Selinunte sarduzze rock with pistachio pesto from Valle del Platani
1 kg of Selinunte sardines
200 g of pistachios from the Platani valley
100 grams of soft wheat flour
100 g cherry tomatoes from pachino
1 carrot 1 Genoese courgette
1 red pepper
100 g breadcrumbs
50 g Grated aged horse cheese
Extra virgin olive oil
Mix the flour with plenty of water as if it were a very fluid batter, in a well heated non-stick pan pour a ladle and spread it so as to form a brik leaf.Remember that it must remain white, let it cool and form a cone and a concave leaf bake at 180 degrees for five minutes, taking on a golden color.
Scale and bone the sardines, 50 g of pistachio, blend it coarsely and 30 g reduce it to powder 20 g keep it whole shelled.
Prepare a pesto with whole pistachio, basil and oil, cut the vegetables into cubes.

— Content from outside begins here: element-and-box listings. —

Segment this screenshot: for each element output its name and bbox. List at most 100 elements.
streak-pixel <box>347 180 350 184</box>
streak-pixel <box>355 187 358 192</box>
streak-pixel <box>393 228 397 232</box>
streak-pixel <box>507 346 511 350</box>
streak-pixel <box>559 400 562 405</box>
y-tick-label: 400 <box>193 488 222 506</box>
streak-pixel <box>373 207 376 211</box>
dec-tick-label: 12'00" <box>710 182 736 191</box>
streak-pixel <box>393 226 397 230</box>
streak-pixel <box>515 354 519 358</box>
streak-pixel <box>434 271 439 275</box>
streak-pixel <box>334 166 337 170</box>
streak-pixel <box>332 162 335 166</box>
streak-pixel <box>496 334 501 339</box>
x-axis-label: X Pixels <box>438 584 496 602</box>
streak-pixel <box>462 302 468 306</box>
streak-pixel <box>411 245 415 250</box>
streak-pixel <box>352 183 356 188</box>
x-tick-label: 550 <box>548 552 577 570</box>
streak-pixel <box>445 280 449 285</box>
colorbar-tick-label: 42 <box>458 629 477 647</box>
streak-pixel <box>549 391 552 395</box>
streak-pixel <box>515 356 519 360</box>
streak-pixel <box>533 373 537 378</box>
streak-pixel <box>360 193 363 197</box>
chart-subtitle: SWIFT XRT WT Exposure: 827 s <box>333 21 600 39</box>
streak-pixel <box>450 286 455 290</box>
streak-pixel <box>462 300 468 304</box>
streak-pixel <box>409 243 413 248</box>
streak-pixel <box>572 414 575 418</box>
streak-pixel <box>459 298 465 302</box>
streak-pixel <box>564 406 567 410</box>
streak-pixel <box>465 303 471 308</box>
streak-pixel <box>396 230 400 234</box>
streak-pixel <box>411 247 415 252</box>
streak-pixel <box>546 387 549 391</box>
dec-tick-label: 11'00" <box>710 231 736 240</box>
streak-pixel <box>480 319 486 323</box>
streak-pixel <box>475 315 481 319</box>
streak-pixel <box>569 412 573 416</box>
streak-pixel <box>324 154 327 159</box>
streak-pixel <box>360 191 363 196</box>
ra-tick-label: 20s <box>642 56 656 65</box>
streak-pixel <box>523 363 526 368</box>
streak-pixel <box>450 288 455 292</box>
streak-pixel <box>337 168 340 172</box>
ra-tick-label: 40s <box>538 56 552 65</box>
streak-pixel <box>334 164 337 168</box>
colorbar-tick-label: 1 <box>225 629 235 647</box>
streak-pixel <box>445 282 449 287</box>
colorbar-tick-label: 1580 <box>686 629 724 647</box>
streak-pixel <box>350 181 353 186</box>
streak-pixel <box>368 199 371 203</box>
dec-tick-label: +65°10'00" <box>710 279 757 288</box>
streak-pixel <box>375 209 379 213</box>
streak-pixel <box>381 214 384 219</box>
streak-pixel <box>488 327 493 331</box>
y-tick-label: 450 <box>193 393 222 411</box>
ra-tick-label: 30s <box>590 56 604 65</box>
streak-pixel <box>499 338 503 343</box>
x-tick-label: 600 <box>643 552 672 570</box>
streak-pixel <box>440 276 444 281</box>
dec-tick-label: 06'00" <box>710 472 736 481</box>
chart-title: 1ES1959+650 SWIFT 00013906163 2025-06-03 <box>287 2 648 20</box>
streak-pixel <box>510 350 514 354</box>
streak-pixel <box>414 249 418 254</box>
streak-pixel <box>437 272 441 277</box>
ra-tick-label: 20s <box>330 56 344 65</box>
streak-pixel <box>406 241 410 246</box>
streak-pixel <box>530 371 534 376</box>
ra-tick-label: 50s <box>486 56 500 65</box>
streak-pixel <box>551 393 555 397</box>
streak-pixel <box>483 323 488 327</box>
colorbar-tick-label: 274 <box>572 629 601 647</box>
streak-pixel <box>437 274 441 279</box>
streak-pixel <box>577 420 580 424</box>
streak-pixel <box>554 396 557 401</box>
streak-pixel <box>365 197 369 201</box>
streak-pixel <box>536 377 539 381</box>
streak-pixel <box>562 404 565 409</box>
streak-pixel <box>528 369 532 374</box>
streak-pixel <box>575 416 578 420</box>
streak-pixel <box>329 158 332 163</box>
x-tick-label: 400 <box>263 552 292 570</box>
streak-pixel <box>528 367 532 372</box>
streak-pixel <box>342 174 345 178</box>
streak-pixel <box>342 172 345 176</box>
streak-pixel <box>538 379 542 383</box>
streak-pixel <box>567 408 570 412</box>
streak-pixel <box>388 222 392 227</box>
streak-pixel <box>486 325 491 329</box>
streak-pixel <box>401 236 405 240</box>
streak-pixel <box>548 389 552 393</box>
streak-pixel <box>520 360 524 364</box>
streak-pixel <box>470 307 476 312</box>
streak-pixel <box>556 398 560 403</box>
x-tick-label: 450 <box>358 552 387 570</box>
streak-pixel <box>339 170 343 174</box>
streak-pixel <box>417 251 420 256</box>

In a pan, fry the onion, add the carrots, the pepper, the zucchini and the tomato when cooked. Chop the sardines in a bowl with a knife, combine everything with the breadcrumbs, taking care to keep a little for the breading, the caciocavallo, chopped parsley, the chopped pistachios sprinkled with the pesto and mix with a pinch of salt.
Cut sheets of film 25 x25, place two spoons of dough in the center and wrap to form a ball (or the shape of the rocher), unpack and pass it in a panura composed of breadcrumbs and pistachio powder, put in a pan and bake at 180 g for 8 minutes.
Serve inside the brik with a little pesto and chopped pistachios on top, putting the cone as a cover.